Lorsqu'une personne est confrontée de manière répétée à des situations dans lesquelles elle pense ne pas avoir de contrôle, elle finit par renoncer à agir même lorsque des solutions existent.

Dans le monde professionnel, ce mécanisme est fréquent : après plusieurs refus, des tentatives infructueuses ou des années à s'adapter, certaines personnes cessent progressivement de croire qu'elles peuvent influencer leur situation. Elles ne cherchent plus, n'osent plus, s'habituent jusqu'à considérer leur mal-être comme normal.
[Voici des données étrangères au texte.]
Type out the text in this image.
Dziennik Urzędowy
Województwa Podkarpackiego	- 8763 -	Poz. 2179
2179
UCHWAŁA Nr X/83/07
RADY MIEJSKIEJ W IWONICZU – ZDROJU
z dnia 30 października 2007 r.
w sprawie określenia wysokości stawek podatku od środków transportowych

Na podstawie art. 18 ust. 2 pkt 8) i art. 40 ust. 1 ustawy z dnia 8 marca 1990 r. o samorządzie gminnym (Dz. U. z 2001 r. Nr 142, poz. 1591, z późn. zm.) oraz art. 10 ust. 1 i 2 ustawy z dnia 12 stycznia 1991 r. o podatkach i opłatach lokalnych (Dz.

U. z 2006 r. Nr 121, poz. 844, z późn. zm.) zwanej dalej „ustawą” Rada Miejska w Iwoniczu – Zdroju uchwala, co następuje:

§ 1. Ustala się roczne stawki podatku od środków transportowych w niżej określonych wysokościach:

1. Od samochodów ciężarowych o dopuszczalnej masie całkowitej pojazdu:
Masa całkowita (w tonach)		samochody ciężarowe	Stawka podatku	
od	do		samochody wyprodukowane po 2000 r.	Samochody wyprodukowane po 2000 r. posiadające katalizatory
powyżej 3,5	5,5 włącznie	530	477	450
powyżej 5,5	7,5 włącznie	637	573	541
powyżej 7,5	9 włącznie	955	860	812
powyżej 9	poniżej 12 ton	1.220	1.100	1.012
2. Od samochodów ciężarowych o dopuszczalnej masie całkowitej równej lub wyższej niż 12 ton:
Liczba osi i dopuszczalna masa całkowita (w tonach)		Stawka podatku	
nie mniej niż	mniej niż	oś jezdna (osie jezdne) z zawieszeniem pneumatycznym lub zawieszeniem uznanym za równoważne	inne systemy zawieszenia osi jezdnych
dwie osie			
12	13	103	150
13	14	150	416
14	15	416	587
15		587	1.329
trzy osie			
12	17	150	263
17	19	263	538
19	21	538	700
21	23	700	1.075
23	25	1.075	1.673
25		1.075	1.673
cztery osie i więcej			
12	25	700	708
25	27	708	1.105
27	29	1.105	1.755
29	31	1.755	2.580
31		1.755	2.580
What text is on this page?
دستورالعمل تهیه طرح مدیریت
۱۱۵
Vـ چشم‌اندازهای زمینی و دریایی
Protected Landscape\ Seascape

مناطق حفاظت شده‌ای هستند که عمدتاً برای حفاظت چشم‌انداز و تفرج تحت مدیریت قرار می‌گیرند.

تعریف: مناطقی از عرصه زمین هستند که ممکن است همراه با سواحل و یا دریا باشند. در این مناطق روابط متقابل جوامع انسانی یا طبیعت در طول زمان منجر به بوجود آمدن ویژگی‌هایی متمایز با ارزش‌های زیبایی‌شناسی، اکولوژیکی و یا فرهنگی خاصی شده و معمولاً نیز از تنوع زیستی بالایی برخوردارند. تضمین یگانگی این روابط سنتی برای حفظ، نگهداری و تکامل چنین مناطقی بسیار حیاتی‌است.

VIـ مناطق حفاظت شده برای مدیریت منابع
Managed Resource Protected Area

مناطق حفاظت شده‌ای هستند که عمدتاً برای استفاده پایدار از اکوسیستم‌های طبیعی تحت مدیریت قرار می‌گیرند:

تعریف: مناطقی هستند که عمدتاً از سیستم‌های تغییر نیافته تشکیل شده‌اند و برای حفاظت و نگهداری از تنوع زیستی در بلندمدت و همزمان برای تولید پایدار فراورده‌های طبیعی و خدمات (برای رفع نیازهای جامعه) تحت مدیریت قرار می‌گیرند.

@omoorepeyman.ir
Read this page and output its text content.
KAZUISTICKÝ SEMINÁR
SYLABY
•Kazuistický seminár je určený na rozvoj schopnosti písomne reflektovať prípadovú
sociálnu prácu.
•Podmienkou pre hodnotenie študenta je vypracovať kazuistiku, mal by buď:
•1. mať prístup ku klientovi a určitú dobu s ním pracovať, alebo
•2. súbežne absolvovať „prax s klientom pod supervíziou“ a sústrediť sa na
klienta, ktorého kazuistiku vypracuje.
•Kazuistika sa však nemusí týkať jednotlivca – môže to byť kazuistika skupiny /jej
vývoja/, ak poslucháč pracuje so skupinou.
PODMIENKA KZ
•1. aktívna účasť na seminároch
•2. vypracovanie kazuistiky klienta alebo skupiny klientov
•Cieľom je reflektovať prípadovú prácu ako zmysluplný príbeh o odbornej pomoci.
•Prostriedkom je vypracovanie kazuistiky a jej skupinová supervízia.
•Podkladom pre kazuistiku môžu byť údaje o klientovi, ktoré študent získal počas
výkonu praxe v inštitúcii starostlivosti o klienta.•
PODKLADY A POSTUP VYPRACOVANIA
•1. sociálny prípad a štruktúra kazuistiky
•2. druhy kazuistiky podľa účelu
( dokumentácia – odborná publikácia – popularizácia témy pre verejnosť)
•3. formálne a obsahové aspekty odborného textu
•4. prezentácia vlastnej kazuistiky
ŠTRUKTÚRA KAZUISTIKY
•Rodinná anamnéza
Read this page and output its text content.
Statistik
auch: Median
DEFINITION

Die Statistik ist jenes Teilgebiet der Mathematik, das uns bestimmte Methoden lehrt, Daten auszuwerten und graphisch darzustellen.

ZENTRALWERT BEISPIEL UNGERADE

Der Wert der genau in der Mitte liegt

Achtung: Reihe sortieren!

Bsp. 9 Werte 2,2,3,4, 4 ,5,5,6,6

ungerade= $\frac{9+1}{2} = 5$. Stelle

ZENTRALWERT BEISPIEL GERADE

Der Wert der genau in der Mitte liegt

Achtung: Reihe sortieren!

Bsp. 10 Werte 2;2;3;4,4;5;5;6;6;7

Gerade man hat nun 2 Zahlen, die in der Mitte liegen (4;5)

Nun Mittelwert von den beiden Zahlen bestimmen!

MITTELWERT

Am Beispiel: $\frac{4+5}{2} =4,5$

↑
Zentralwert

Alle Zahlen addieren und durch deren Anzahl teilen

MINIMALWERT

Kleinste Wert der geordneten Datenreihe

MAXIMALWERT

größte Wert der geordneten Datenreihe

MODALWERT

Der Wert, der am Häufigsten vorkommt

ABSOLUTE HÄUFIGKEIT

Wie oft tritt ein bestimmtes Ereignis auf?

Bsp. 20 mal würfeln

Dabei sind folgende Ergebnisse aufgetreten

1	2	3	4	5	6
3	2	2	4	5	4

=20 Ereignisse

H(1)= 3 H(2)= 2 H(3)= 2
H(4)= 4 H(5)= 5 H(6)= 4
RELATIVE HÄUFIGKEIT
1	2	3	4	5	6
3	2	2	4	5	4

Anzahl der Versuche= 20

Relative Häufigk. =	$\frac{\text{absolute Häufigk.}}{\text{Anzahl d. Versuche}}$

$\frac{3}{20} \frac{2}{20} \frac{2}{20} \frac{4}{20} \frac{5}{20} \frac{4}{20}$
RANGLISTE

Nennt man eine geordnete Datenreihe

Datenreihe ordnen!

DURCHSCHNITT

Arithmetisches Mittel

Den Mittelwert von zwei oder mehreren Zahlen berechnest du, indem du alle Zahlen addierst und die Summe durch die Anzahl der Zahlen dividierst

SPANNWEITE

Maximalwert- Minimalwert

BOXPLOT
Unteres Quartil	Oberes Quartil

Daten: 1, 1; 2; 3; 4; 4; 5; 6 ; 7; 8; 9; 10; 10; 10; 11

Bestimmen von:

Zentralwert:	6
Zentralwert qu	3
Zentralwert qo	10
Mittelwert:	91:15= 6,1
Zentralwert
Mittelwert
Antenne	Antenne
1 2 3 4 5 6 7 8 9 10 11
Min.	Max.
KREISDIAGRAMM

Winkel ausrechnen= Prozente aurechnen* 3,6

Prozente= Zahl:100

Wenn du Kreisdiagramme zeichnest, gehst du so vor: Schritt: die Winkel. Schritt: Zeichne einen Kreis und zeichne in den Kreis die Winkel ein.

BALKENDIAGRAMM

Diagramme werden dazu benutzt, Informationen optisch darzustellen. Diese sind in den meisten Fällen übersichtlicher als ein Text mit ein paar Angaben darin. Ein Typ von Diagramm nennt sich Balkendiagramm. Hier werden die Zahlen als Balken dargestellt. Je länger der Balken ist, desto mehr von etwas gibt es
C'est souvent à ce moment-là qu'un regard extérieur devient précieux parce qu'il permet de voir ce que l'on ne voit plus soi-même.


Reprendre le contrôle commence par une question

Les croyances limitantes sont puissantes parce qu'elles sont discrètes. Elles s'installent progressivement, se répètent et finissent par ressembler à des vérités.

Pour commencer à reprendre le contrôle de votre vie professionnelle, il peut être utile de vous poser une question simple :

"Ce que je pense aujourd'hui est-il un fait ou une interprétation ?"

Cette question paraît anodine, pourtant, elle ouvre souvent une porte vers davantage de liberté,  de recul, de possibilités.

Car reprendre le contrôle de sa vie pro ne signifie pas nécessairement changer de métier, quitter son entreprise ou tout bouleverser. Cela commence souvent par quelque chose de plus fondamental : retrouver la capacité de choisir, là où l'on pensait ne plus en avoir.

Et parfois, ce simple changement de regard est déjà le début d'une transformation profonde.